Background checks on school employees expanded

State law will require increased screening of all new hires.
Wednesday, December 15, 2004 | 12:00 a.m. CST; updated 7:04 a.m. CDT, Sunday, July 13, 2008

Next year, parents of Columbia students may feel a bit more at ease about their children’s safety while at school.

Starting Jan. 1, state law will require all newly hired school employees who have contact with children to undergo a criminal background check and fingerprinting.

For Columbia schools, the law will mean extending the current hiring process for teachers and bus drivers — which includes a nationwide background check — to other school employees including counselors, secretaries, cafeteria workers and building maintenance workers.

For the Missouri State Highway Patrol, which performs the checks, the law means more work for an already backlogged system.

The Columbia Public School District currently employs more than 2,000 on-site K-12 employees, said Mary Laffey, director of human resources for the district.

The district now requires all newly hired employees to complete an open records check, which is a statewide search, Laffey said.

The school district averages about 100 (statewide) open records checks a month, Laffey said. The new law will not increase the number of checks but will expand the scope of the checks to the entire nation.

“The importance of the law is that it’s saying that all school employees have to undergo the fingerprint process,” Laffey said. “This law is meant to catch all other employees coming into the school district. It’s an FBI process, so it will catch all records in the U.S.”

Capt. Tim McGrail, director of criminal records and identification for the Missouri State Highway Patrol, said the department has been anticipating the increase in requests as a result of the new law.

“We were aware of it,” McGrail said. “We’ve got additional personnel, but that was based on our backlog from previous years.”

The number of criminal background checks has already risen as a result of revamped foster care legislation and concealed carry weapon permits.

He estimated the department will handle about 30,000 to 40,000 more background-check requests per year as a result of the new law.

Laffey said one concern for the school district is the eight- to 10-week backlog to process a background check request.

“(It) is unrealistic for us as an employer to wait eight to 10 weeks to hire for a job,” Laffey said. “In the meantime, the Columbia public school district will continue to do an open records check with a 24-hour turnaround time. The state department understands that we’ve got to put people in positions, so our hiring will be contingent on the fingerprint check.”

The school district currently covers the cost for the statewide open records checks, which is $6.50 per check, Laffey said. Fingerprinting costs $5, and an FBI criminal background check costs $38. The district hasn’t yet made a decision on who will cover the additional $43 cost per person.

McGrail said the highway patrol is working to speed up the turnaround time for background checks.

The department has been approved to hire 13 new employees, and seven of the positions have been filled so far. It takes an average of one year to train a fingerprint technician, he said.
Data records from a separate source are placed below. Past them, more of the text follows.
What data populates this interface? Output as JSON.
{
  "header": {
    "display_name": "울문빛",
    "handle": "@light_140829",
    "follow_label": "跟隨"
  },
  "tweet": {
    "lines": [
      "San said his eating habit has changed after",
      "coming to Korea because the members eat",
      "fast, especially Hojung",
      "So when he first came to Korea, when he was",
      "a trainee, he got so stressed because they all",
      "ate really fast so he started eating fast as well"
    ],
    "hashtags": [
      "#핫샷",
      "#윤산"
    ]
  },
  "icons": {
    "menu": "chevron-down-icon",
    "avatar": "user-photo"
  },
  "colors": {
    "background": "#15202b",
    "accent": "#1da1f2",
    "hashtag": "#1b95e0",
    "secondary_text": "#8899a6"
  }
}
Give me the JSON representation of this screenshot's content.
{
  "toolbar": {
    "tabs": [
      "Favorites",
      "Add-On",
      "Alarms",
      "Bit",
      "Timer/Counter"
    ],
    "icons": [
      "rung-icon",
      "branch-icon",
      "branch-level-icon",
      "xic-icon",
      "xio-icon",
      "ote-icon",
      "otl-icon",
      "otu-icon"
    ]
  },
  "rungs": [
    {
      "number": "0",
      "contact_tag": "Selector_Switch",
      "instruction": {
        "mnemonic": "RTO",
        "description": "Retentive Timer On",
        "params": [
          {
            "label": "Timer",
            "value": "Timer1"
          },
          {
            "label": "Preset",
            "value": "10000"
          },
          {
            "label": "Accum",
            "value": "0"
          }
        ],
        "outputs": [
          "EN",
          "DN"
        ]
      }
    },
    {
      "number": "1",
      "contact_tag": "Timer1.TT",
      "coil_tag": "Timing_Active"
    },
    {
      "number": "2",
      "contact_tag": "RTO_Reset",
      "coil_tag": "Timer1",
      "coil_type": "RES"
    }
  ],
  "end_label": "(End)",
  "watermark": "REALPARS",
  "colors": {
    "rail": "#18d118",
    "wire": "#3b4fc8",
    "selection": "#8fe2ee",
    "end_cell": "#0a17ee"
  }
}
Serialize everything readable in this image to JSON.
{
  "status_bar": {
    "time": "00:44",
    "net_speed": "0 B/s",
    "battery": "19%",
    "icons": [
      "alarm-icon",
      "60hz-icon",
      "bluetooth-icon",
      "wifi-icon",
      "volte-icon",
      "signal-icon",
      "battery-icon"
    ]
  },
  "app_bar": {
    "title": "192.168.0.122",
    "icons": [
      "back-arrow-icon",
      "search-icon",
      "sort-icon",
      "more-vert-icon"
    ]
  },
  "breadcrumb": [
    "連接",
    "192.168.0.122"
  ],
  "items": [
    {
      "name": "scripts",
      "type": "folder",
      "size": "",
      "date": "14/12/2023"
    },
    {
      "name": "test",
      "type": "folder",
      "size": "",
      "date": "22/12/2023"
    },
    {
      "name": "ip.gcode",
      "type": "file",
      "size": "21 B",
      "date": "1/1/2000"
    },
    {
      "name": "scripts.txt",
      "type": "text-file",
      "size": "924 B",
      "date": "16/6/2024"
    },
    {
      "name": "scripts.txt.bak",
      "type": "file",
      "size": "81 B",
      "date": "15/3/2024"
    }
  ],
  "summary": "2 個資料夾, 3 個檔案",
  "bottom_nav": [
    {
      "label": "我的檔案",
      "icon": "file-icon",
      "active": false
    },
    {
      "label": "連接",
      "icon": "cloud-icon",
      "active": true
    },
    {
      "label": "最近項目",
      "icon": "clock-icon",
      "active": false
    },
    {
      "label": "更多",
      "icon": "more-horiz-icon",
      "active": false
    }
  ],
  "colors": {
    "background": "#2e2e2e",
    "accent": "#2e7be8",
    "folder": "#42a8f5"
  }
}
The department is also going to start processing background checks 24-hours a day to accommodate limited work space, McGrail said.

“The state is looking into getting an account with a third party to do the fingerprint application process with live scanning devices,” McGrail said. “The prints will come to us electronically, which will allow us to process them in a more efficient manner.”

“Ideally, we’d like to have a turnaround time of five to 10 business days, but that’s going to take some time,” McGrail said.

Despite the waiting period and the increased cost, many feel the new law is a good one and is necessary.

“Obviously, you want to make sure that people who work around children are qualified and that there’s no criminal history,” said Rep. Mark Wright, R-Springfield, who worked on the House portion of the bill. “The problem is you have pedophiles who try to get close access to children, and if you don’t have background checks, they have closer access.”

“It doesn’t surprise me. I think it’s a great idea,” said Brenda Walker, PTA president at Russell Boulevard Elementary School. “If they’re smart enough to do background checks in the state, it doesn’t make sense not to do them elsewhere.”

Laffey said, “I think we have to do everything we possibly can to ensure the safety of students, and really the safety of our own employees.”